Courtesy Unsplash Stock Photo
2. You’re my hero. This said most frequently after news of cancer progression. Or during a particularly trying time of hospitalization. And it would almost always generate that cute grin that Hubby did — you know, the one where he’s trying not to grin.
3. I would rather be with you. This usually said in response to something Hubby would say, like, “I hate that I’m holding you back from doing the things you enjoy.” Or some such foolish statement.
4. This did not catch God by surprise. As a general rule, no spiritual clichés. But this one puts everything in perspective. Because of course God was not asleep when cancer metastasized. Which meant there was purpose. Even in this.
5. I love our life together. Said frequently.
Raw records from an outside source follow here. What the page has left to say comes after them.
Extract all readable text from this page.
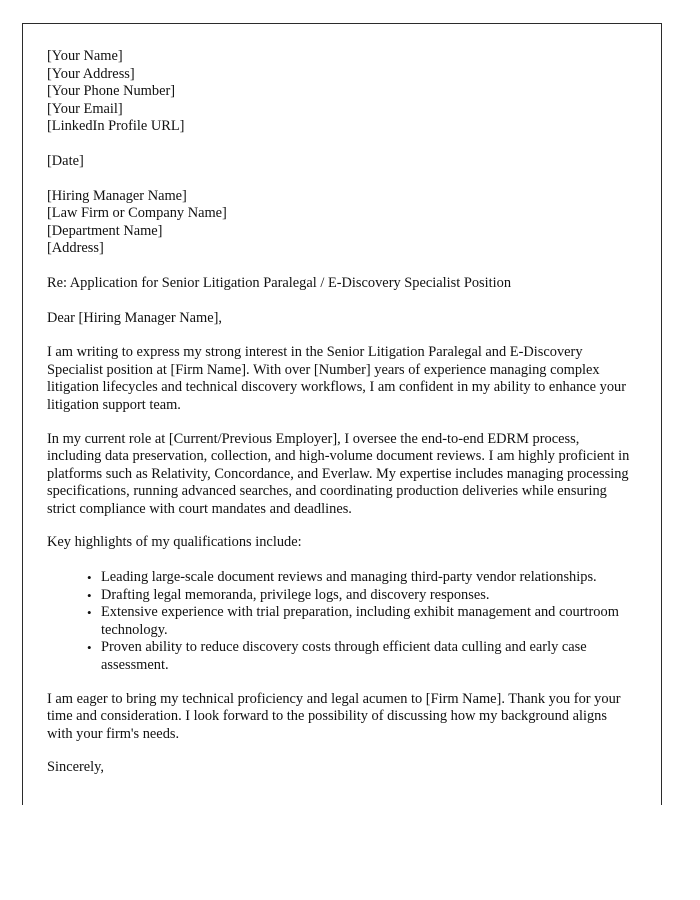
[Your Name]
[Your Address]
[Your Phone Number]
[Your Email]
[LinkedIn Profile URL]
[Date]
[Hiring Manager Name]
[Law Firm or Company Name]
[Department Name]
[Address]
Re: Application for Senior Litigation Paralegal / E-Discovery Specialist Position
Dear [Hiring Manager Name],

I am writing to express my strong interest in the Senior Litigation Paralegal and E-Discovery Specialist position at [Firm Name]. With over [Number] years of experience managing complex litigation lifecycles and technical discovery workflows, I am confident in my ability to enhance your litigation support team.

In my current role at [Current/Previous Employer], I oversee the end-to-end EDRM process, including data preservation, collection, and high-volume document reviews. I am highly proficient in platforms such as Relativity, Concordance, and Everlaw. My expertise includes managing processing specifications, running advanced searches, and coordinating production deliveries while ensuring strict compliance with court mandates and deadlines.

Key highlights of my qualifications include:
• Leading large-scale document reviews and managing third-party vendor relationships.
• Drafting legal memoranda, privilege logs, and discovery responses.
• Extensive experience with trial preparation, including exhibit management and courtroom technology.
• Proven ability to reduce discovery costs through efficient data culling and early case assessment.

I am eager to bring my technical proficiency and legal acumen to [Firm Name]. Thank you for your time and consideration. I look forward to the possibility of discussing how my background aligns with your firm's needs.

Sincerely,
Because Hubby felt fully responsible for leaving me in what he considered to be a not-so-great financial state. Although I knew I would be fine.
6. I wouldn’t trade these setbacks with you for a life of ease with someone else. This was oftentimes tagged onto the sentence above.
7. I love our love story. All love stories are beautiful, but ours is my favorite.
I came across this anniversary card two months after Hubby died:
I love living life with you. … I can’t imagine anyone who would’ve been a better companion and friend for me along the way.
And even though Hubby never received this card—because I purchased it months earlier, because I hid it too well in my sock drawer and then forgot about it—he knew I loved living life with him.
He knew because I told him so. More than once. And in many different words.
So, what’s the big deal about our words? Like the old-timer who said about his wife: “I told her once I loved her. If I ever change my mind, I’ll let her know.” Isn’t once good enough?
Once isn’t good enough. Because we all long to know—over and over—that the people who matter to us think we’re heroic, beautiful, worth pursuing, irreplaceable.
How about you? Do you have someone you love living life with? Have you told him/her so lately? What’s keeping you from saying something today?